For a year beginning in September 1911, she worked at the mammoth Mandel Brothers department store in downtown Chicago, sometimes as a model but mostly as a sales clerk. Also in 1911 she entered into a pact with sisters Gladys and Ethel Sykes, each promising to never
accept a marriage proposal.
*
In October 1912, the three Chicagoans were living in New York City, where their beauty was “attracting considerable attention in the theaters and restaurants of the Longacre Square district” in midtown Manhattan. By then Rappe was likely a full-time model—and one of the first Americans who could state modeling as her occupation. She traveled extensively. When she appeared at fashion shows in the largest department store in Omaha, Nebraska, in September 1913, a newspaper interview noted, “Miss Rappe spends most of her time in New York when she is not touring the country to appear at style shows in big stores.”

Published in newspapers throughout the country in 1913 was an article focused on Rappe’s advice to young women. The suggestion of “Virginia Rappe, who as a commercial model travels over the United States and Europe at a salary of $4000” was that women avoid being stenographers (“too many of those”) or waiting in line for poor-paying jobs and instead think outside the box. Specifically, she advocated working for wealthy families, doing tasks such as shopping or caring for silverware—the sort of jobs employers may not have known they could hire someone to do. “Be original—every girl can be that,” Rappe concluded. Today the prospect of domestic work as a novel solution to unemployment seems quaint at best, but at a time when only 18 percent of American women were employed for wages, and when their most common jobs were seamstress, teacher, nanny, or maid, the idea of women creating their own positions and approaching employers rich enough to necessitate such positions was presumed a newsworthy strategy. Rappe followed her own advice by networking with people much wealthier than herself. It’s also notable that at a time when the average annual salary for employed men and women was $1,296, Rappe claimed to make $4,000 (more than $90,000 in today’s dollars).

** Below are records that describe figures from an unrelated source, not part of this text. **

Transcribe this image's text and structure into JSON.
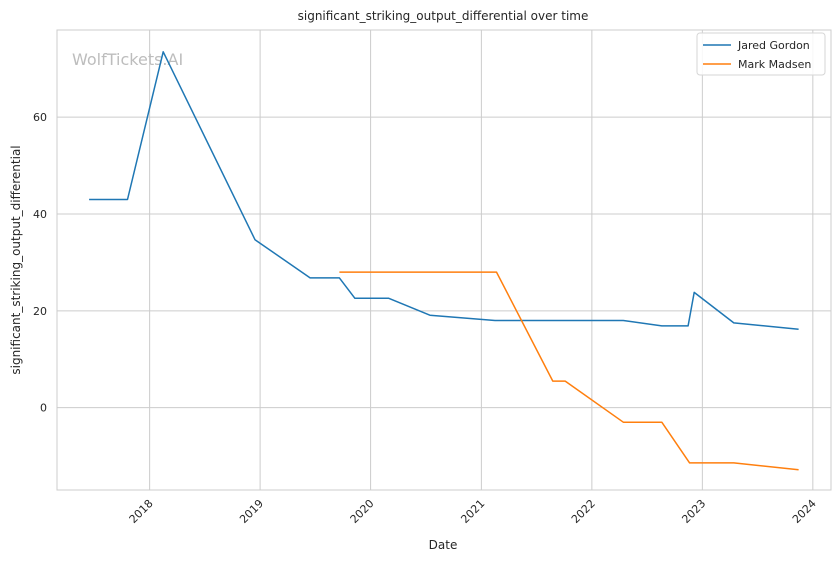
{
  "chart_data": {
    "type": "line",
    "title": "significant_striking_output_differential over time",
    "xlabel": "Date",
    "ylabel": "significant_striking_output_differential",
    "watermark": "WolfTickets.AI",
    "x_type": "date",
    "xlim": [
      "2017-03-01",
      "2024-03-01"
    ],
    "ylim": [
      -17,
      78
    ],
    "x_ticks": [
      {
        "label": "2018",
        "date": "2018-01-01"
      },
      {
        "label": "2019",
        "date": "2019-01-01"
      },
      {
        "label": "2020",
        "date": "2020-01-01"
      },
      {
        "label": "2021",
        "date": "2021-01-01"
      },
      {
        "label": "2022",
        "date": "2022-01-01"
      },
      {
        "label": "2023",
        "date": "2023-01-01"
      },
      {
        "label": "2024",
        "date": "2024-01-01"
      }
    ],
    "y_ticks": [
      0,
      20,
      40,
      60
    ],
    "grid": true,
    "legend_position": "top-right",
    "series": [
      {
        "name": "Jared Gordon",
        "color": "#1f77b4",
        "points": [
          {
            "x": "2017-06-15",
            "y": 43.0
          },
          {
            "x": "2017-10-20",
            "y": 43.0
          },
          {
            "x": "2018-02-15",
            "y": 73.5
          },
          {
            "x": "2018-12-15",
            "y": 34.7
          },
          {
            "x": "2019-06-15",
            "y": 26.8
          },
          {
            "x": "2019-09-20",
            "y": 26.8
          },
          {
            "x": "2019-11-10",
            "y": 22.6
          },
          {
            "x": "2020-03-01",
            "y": 22.6
          },
          {
            "x": "2020-07-15",
            "y": 19.1
          },
          {
            "x": "2021-02-15",
            "y": 18.0
          },
          {
            "x": "2022-04-15",
            "y": 18.0
          },
          {
            "x": "2022-08-20",
            "y": 16.9
          },
          {
            "x": "2022-11-15",
            "y": 16.9
          },
          {
            "x": "2022-12-05",
            "y": 23.8
          },
          {
            "x": "2023-04-15",
            "y": 17.5
          },
          {
            "x": "2023-11-15",
            "y": 16.2
          }
        ]
      },
      {
        "name": "Mark Madsen",
        "color": "#ff7f0e",
        "points": [
          {
            "x": "2019-09-20",
            "y": 28.0
          },
          {
            "x": "2021-02-20",
            "y": 28.0
          },
          {
            "x": "2021-08-25",
            "y": 5.5
          },
          {
            "x": "2021-10-05",
            "y": 5.5
          },
          {
            "x": "2022-04-15",
            "y": -3.0
          },
          {
            "x": "2022-08-20",
            "y": -3.0
          },
          {
            "x": "2022-11-20",
            "y": -11.4
          },
          {
            "x": "2023-04-15",
            "y": -11.4
          },
          {
            "x": "2023-11-15",
            "y": -12.8
          }
        ]
      }
    ]
  }
}
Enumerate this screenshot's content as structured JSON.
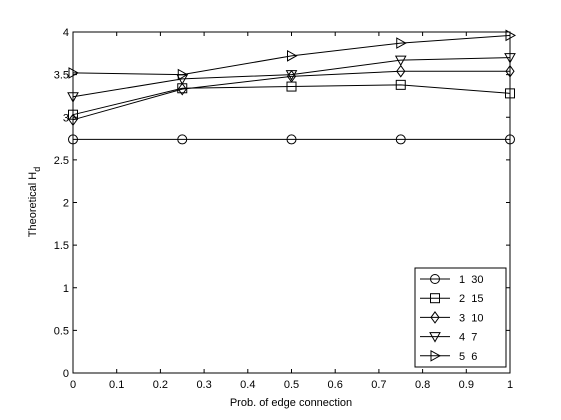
{
  "chart_data": {
    "type": "line",
    "x": [
      0,
      0.25,
      0.5,
      0.75,
      1
    ],
    "xlabel": "Prob. of edge connection",
    "ylabel_main": "Theoretical H",
    "ylabel_sub": "d",
    "xlim": [
      0,
      1
    ],
    "ylim": [
      0,
      4
    ],
    "xticks": [
      "0",
      "0.1",
      "0.2",
      "0.3",
      "0.4",
      "0.5",
      "0.6",
      "0.7",
      "0.8",
      "0.9",
      "1"
    ],
    "yticks": [
      "0",
      "0.5",
      "1",
      "1.5",
      "2",
      "2.5",
      "3",
      "3.5",
      "4"
    ],
    "grid": false,
    "legend_position": "bottom-right",
    "series": [
      {
        "name": "1  30",
        "marker": "circle",
        "values": [
          2.74,
          2.74,
          2.74,
          2.74,
          2.74
        ]
      },
      {
        "name": "2  15",
        "marker": "square",
        "values": [
          3.03,
          3.34,
          3.36,
          3.38,
          3.28
        ]
      },
      {
        "name": "3  10",
        "marker": "diamond",
        "values": [
          2.97,
          3.33,
          3.48,
          3.54,
          3.54
        ]
      },
      {
        "name": "4  7",
        "marker": "triangle-down",
        "values": [
          3.24,
          3.45,
          3.5,
          3.67,
          3.7
        ]
      },
      {
        "name": "5  6",
        "marker": "triangle-right",
        "values": [
          3.52,
          3.5,
          3.72,
          3.87,
          3.96
        ]
      }
    ],
    "line_color": "#000000"
  }
}
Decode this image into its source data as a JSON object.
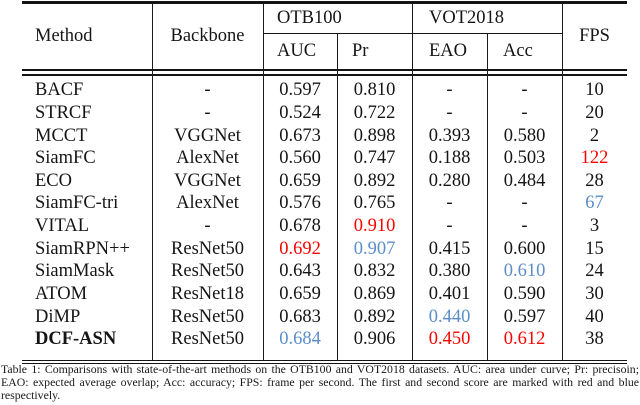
{
  "colors": {
    "first_place": "#f80400",
    "second_place": "#5b8dc9",
    "text": "#151515"
  },
  "table": {
    "header": {
      "method": "Method",
      "backbone": "Backbone",
      "group_otb": "OTB100",
      "group_vot": "VOT2018",
      "auc": "AUC",
      "pr": "Pr",
      "eao": "EAO",
      "acc": "Acc",
      "fps": "FPS"
    },
    "rows": [
      {
        "cells": [
          "BACF",
          "-",
          "0.597",
          "0.810",
          "-",
          "-",
          "10"
        ],
        "styles": [
          null,
          null,
          null,
          null,
          null,
          null,
          null
        ],
        "bold_method": false
      },
      {
        "cells": [
          "STRCF",
          "-",
          "0.524",
          "0.722",
          "-",
          "-",
          "20"
        ],
        "styles": [
          null,
          null,
          null,
          null,
          null,
          null,
          null
        ],
        "bold_method": false
      },
      {
        "cells": [
          "MCCT",
          "VGGNet",
          "0.673",
          "0.898",
          "0.393",
          "0.580",
          "2"
        ],
        "styles": [
          null,
          null,
          null,
          null,
          null,
          null,
          null
        ],
        "bold_method": false
      },
      {
        "cells": [
          "SiamFC",
          "AlexNet",
          "0.560",
          "0.747",
          "0.188",
          "0.503",
          "122"
        ],
        "styles": [
          null,
          null,
          null,
          null,
          null,
          null,
          "red"
        ],
        "bold_method": false
      },
      {
        "cells": [
          "ECO",
          "VGGNet",
          "0.659",
          "0.892",
          "0.280",
          "0.484",
          "28"
        ],
        "styles": [
          null,
          null,
          null,
          null,
          null,
          null,
          null
        ],
        "bold_method": false
      },
      {
        "cells": [
          "SiamFC-tri",
          "AlexNet",
          "0.576",
          "0.765",
          "-",
          "-",
          "67"
        ],
        "styles": [
          null,
          null,
          null,
          null,
          null,
          null,
          "blue"
        ],
        "bold_method": false
      },
      {
        "cells": [
          "VITAL",
          "-",
          "0.678",
          "0.910",
          "-",
          "-",
          "3"
        ],
        "styles": [
          null,
          null,
          null,
          "red",
          null,
          null,
          null
        ],
        "bold_method": false
      },
      {
        "cells": [
          "SiamRPN++",
          "ResNet50",
          "0.692",
          "0.907",
          "0.415",
          "0.600",
          "15"
        ],
        "styles": [
          null,
          null,
          "red",
          "blue",
          null,
          null,
          null
        ],
        "bold_method": false
      },
      {
        "cells": [
          "SiamMask",
          "ResNet50",
          "0.643",
          "0.832",
          "0.380",
          "0.610",
          "24"
        ],
        "styles": [
          null,
          null,
          null,
          null,
          null,
          "blue",
          null
        ],
        "bold_method": false
      },
      {
        "cells": [
          "ATOM",
          "ResNet18",
          "0.659",
          "0.869",
          "0.401",
          "0.590",
          "30"
        ],
        "styles": [
          null,
          null,
          null,
          null,
          null,
          null,
          null
        ],
        "bold_method": false
      },
      {
        "cells": [
          "DiMP",
          "ResNet50",
          "0.683",
          "0.892",
          "0.440",
          "0.597",
          "40"
        ],
        "styles": [
          null,
          null,
          null,
          null,
          "blue",
          null,
          null
        ],
        "bold_method": false
      },
      {
        "cells": [
          "DCF-ASN",
          "ResNet50",
          "0.684",
          "0.906",
          "0.450",
          "0.612",
          "38"
        ],
        "styles": [
          null,
          null,
          "blue",
          null,
          "red",
          "red",
          null
        ],
        "bold_method": true
      }
    ]
  },
  "caption": {
    "lines": [
      "Table 1: Comparisons with state-of-the-art methods on the OTB100 and VOT2018 datasets.  AUC: area under curve; Pr: precisoin;",
      "EAO: expected average overlap; Acc: accuracy; FPS: frame per second. The first and second score are marked with red and blue",
      "respectively."
    ]
  }
}
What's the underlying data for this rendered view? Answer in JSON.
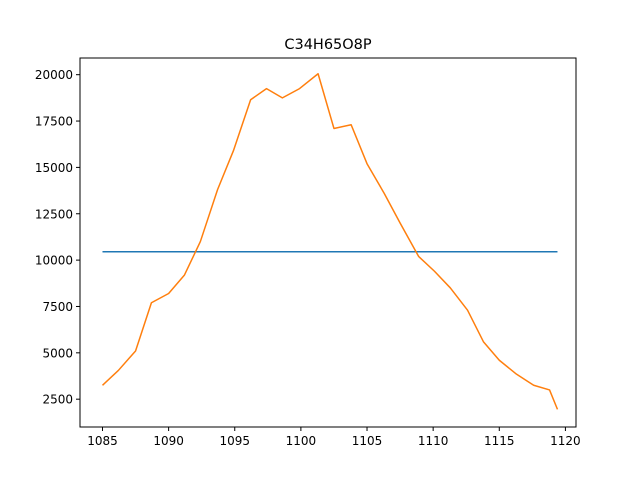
{
  "chart_data": {
    "type": "line",
    "title": "C34H65O8P",
    "xlabel": "",
    "ylabel": "",
    "xlim": [
      1083.3,
      1120.8
    ],
    "ylim": [
      1000,
      20900
    ],
    "xticks": [
      1085,
      1090,
      1095,
      1100,
      1105,
      1110,
      1115,
      1120
    ],
    "yticks": [
      2500,
      5000,
      7500,
      10000,
      12500,
      15000,
      17500,
      20000
    ],
    "grid": false,
    "legend": "none",
    "series": [
      {
        "color": "#1f77b4",
        "x": [
          1085.0,
          1119.4
        ],
        "y": [
          10450,
          10450
        ]
      },
      {
        "color": "#ff7f0e",
        "x": [
          1085.0,
          1086.2,
          1087.5,
          1088.7,
          1090.0,
          1091.2,
          1092.4,
          1093.7,
          1094.9,
          1096.2,
          1097.4,
          1098.6,
          1099.9,
          1101.3,
          1102.5,
          1103.8,
          1105.0,
          1106.3,
          1107.5,
          1108.9,
          1110.1,
          1111.3,
          1112.6,
          1113.8,
          1115.0,
          1116.3,
          1117.6,
          1118.8,
          1119.4
        ],
        "y": [
          3250,
          4050,
          5100,
          7700,
          8200,
          9200,
          11000,
          13800,
          15900,
          18650,
          19250,
          18750,
          19250,
          20050,
          17100,
          17300,
          15200,
          13600,
          12000,
          10200,
          9400,
          8500,
          7300,
          5600,
          4600,
          3850,
          3250,
          3000,
          1950
        ]
      }
    ]
  }
}
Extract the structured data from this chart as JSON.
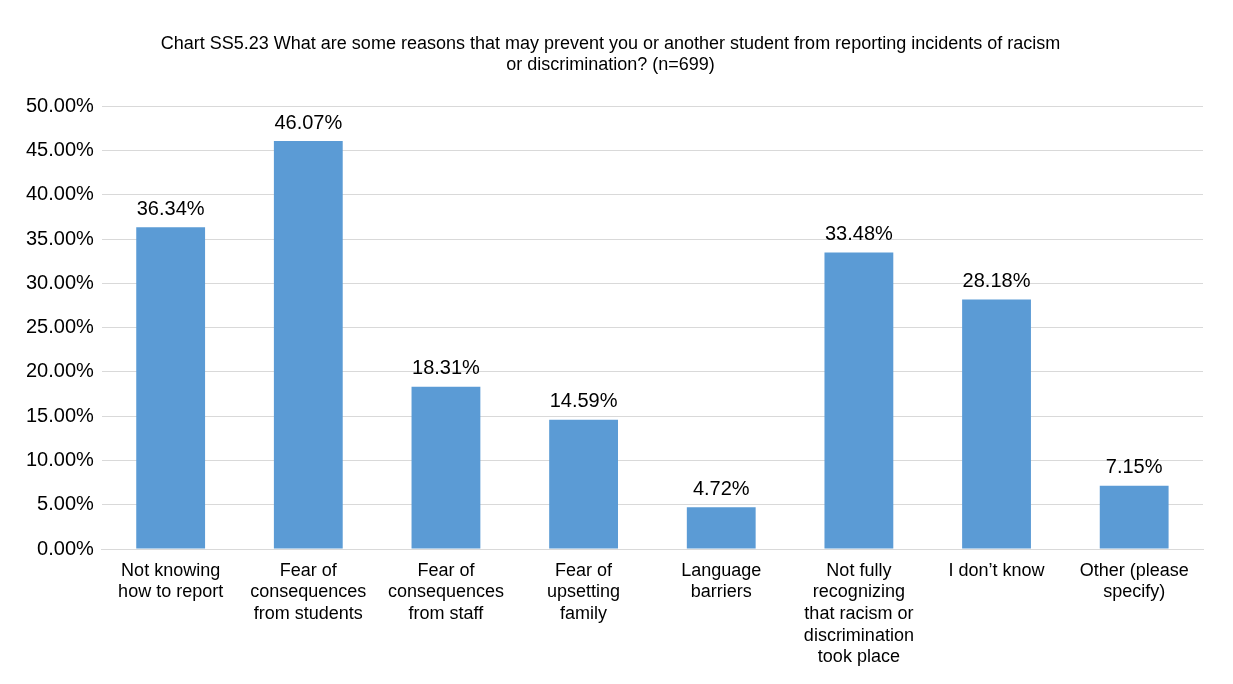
{
  "chart_data": {
    "type": "bar",
    "title": "Chart SS5.23 What are some reasons that may prevent you or another student from reporting incidents of racism or discrimination? (n=699)",
    "categories": [
      "Not knowing how to report",
      "Fear of consequences from students",
      "Fear of consequences from staff",
      "Fear of upsetting family",
      "Language barriers",
      "Not fully recognizing that racism or discrimination took place",
      "I don’t know",
      "Other (please specify)"
    ],
    "values": [
      36.34,
      46.07,
      18.31,
      14.59,
      4.72,
      33.48,
      28.18,
      7.15
    ],
    "value_labels": [
      "36.34%",
      "46.07%",
      "18.31%",
      "14.59%",
      "4.72%",
      "33.48%",
      "28.18%",
      "7.15%"
    ],
    "color": "#5b9bd5",
    "ylim": [
      0,
      50
    ],
    "yticks": [
      {
        "value": 0,
        "label": "0.00%"
      },
      {
        "value": 5,
        "label": "5.00%"
      },
      {
        "value": 10,
        "label": "10.00%"
      },
      {
        "value": 15,
        "label": "15.00%"
      },
      {
        "value": 20,
        "label": "20.00%"
      },
      {
        "value": 25,
        "label": "25.00%"
      },
      {
        "value": 30,
        "label": "30.00%"
      },
      {
        "value": 35,
        "label": "35.00%"
      },
      {
        "value": 40,
        "label": "40.00%"
      },
      {
        "value": 45,
        "label": "45.00%"
      },
      {
        "value": 50,
        "label": "50.00%"
      }
    ],
    "grid": "y",
    "legend": false
  }
}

She traveled abroad in a manner mostly reserved for the moneyed class. A front-page news story early in 1914 focused on her and a female friend returning to New York City from Europe on an ocean liner: “Girls in Pink Bloomers Mystify Ship’s Passengers.” Staking out the cutting edge of fashion, the pair (smiling in a photo, bloomers covered) stirred up some TMZ-style publicity for their underwear—though seen only via the “pink puffs” at their ankles.